Challenging the Legacy of Spatial Domination

This week I am reading about space, community, and power in post-Reconstruction Atlanta.  One of the cases I explore in my book, Deviants in Divergent Spaces: The Radical Politics of Atlanta's Public Housing, is the case of University Homes, the first federally-financed public housing development for African-Americans in the United States.  Prior to this federal intervention into the local housing market, black families lived in substandard housing in low-lying, underdeveloped areas throughout five of the city's wards.  The war did not end well for Atlanta, and the city's motto Resurgens (Latin for Rising Again), speaks to this embattled history of a Phoenix-like city emerging from the smoldering ashes left in General Sherman's wake.  There were housing shortages for black and white residents, yet whites did not (and still, do not) face the spatial limitations blacks encountered in the city.  Codified restrictions in housing deeds legally prohibited blacks from leasing, purchasing, or dwelling in homes all-white neighborhoods, even to those who saved or earned enough money to purchase housing at fair market value.

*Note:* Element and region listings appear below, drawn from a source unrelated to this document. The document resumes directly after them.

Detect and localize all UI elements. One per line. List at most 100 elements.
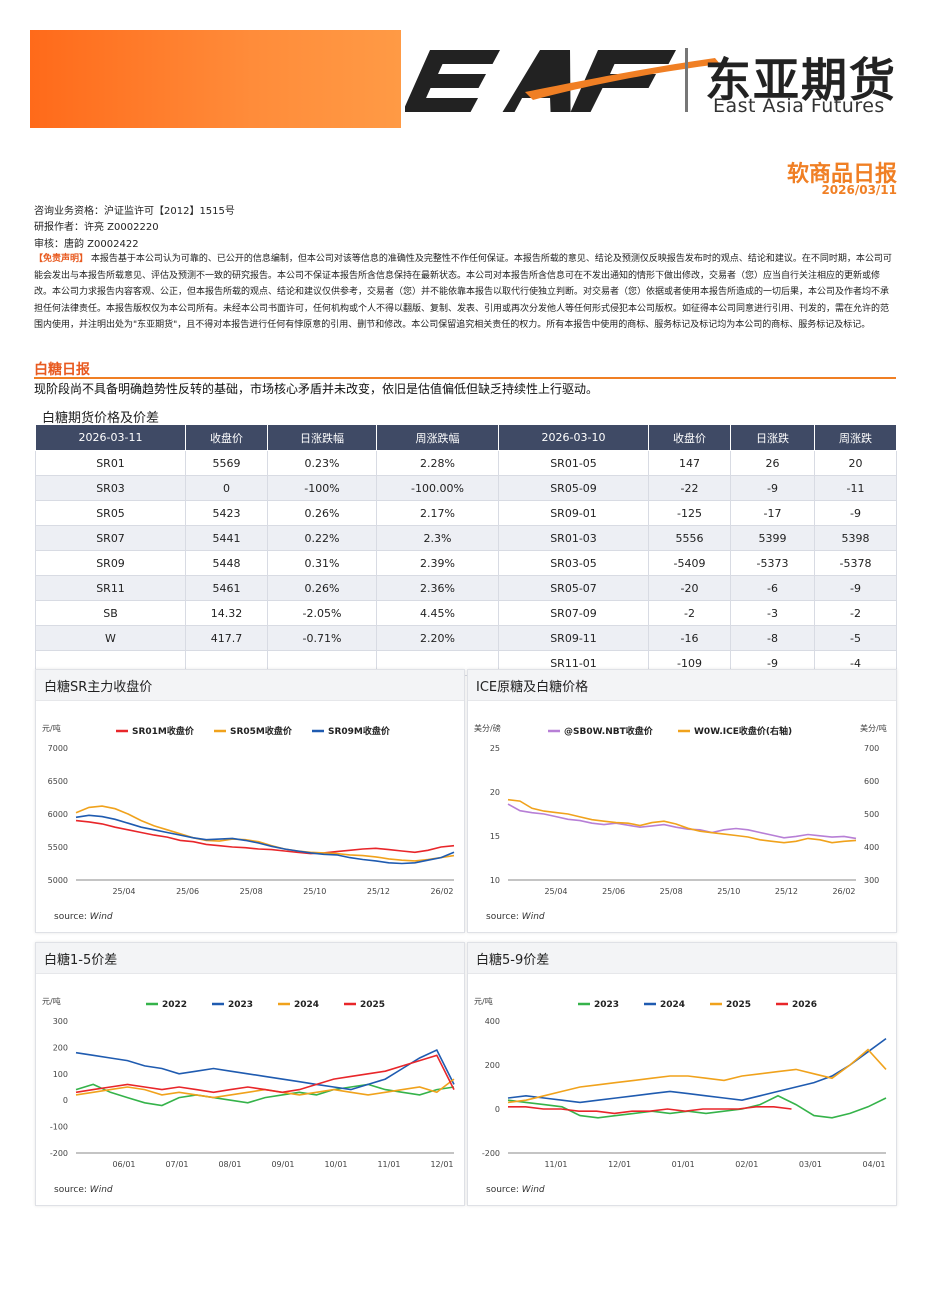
chart-title: 白糖5-9价差	[476, 953, 550, 968]
y-tick-label: 0	[495, 1105, 500, 1114]
table-cell: -16	[648, 625, 731, 651]
table-cell: -5373	[730, 550, 815, 576]
y-tick-label-right: 500	[864, 810, 879, 819]
series-line	[75, 814, 455, 865]
x-tick-label: 02/01	[735, 1160, 758, 1169]
legend-label: 2023	[228, 1000, 253, 1010]
table-cell: 5399	[730, 525, 815, 551]
table-cell: -9	[730, 475, 815, 501]
table-cell: -100%	[267, 475, 377, 501]
y-tick-label: 5000	[48, 876, 68, 885]
x-tick-label: 25/10	[717, 887, 740, 896]
report-title: 软商品日报	[786, 162, 897, 187]
panel-header	[36, 943, 464, 974]
table-cell: -8	[730, 625, 815, 651]
x-tick-label: 09/01	[271, 1160, 294, 1169]
panel-header	[468, 670, 896, 701]
x-tick-label: 25/06	[176, 887, 199, 896]
legend-item: 2022	[146, 1000, 187, 1010]
table-header-cell: 2026-03-11	[35, 424, 186, 451]
price-table: 2026-03-11 收盘价 日涨跌幅 周涨跌幅 2026-03-10 收盘价 日涨跌 周涨跌…	[35, 424, 897, 676]
disclaimer-tag: 【免责声明】	[34, 254, 89, 264]
y-tick-label: 7000	[48, 744, 68, 753]
table-cell: -5409	[648, 550, 731, 576]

Blacks were corralled into the most flood-prone and disease-ridden areas of Atlanta, in housing that whites constructed solely to exploit the restricted housing market for black residents. These homes were sold at higher than average rents without the minimum necessities of glass-paned windows, and doors and ceilings that do not require one to stoop (1).  Thus, whites were able to spatially inscribe the (social, economic, political) racial power dynamics of post-Reconstruction Atlanta into the city's built environment.  The public sector was also an active shaper of this spatial domination and difference in the city.  As the city developed, black areas were ignored and/or considered as only spaces for the city's externalities such as landfills and other waste depositories. These development decisions translate into lower property values for housing in these majority-black neighborhoods.  Here again, large black communities with codified political disparities (2), were also situated in spatially marginalized areas compared to white communities. This spatial domination manifests into economic exploitation. Blacks were excluded from entering the fair housing market as a result of restrictive covenants, and their property values are lowered through the city's spatially marginalizing development practices. The property values of white homeowners are thereby artificially inflated, as the premium of white property values is achieved by the spatial domination of white political powers over black communities.  

Spatial domination of poor black communities and other vulnerable groups by now black and white political powers continues into the 21st century.  The demolition of the public housing - a space that once symbolized the federal government's intervention into local actors spatial domination of black communities - is not just the demolition of affordable shelter, but also the demolition of political opportunity through the developments' spatial positioning.  The interests of poor black residents who dominated the public housing population were visible both in the built environment of the city and also the city's political environment.  These densely populated, spatially concentrated developments of poor black residents were a large and loyal voting bloc (polling stations were often located in public housing developments) whose influence and visibility was weakened following their dispersal under the demolition and voucherizing of Atlanta's public housing policy.  The dismantling of public housing in Atlanta was executed under the direction of a black public housing director, a black mayor, and a majority-black city council.  The maintenance and privileging of public facilities, such as public housing, public schools, and public libraries, over privately-owned and managed facilities, is a necessary intervention to challenge the spatial-political domination of the city's most marginalized groups.  


(1) Dorsey, Allison.  2004.  To Build Our Lives Together: Community Formation in Black Atlanta, 1875-1906.  Athens: The University of Georgia Press

(2) The State of Georgia - a Democratic state at the time - had restricted participation in Democratic Primaries to white voters only, in an attempt to limit the political strength of the emancipated, Black Republicans in the state, thereby limiting black political power.  This restriction continued until the Georgia Supreme Court ruled on the King v Chambers case in 1946 that challenged the constitutionality of an all-white primary.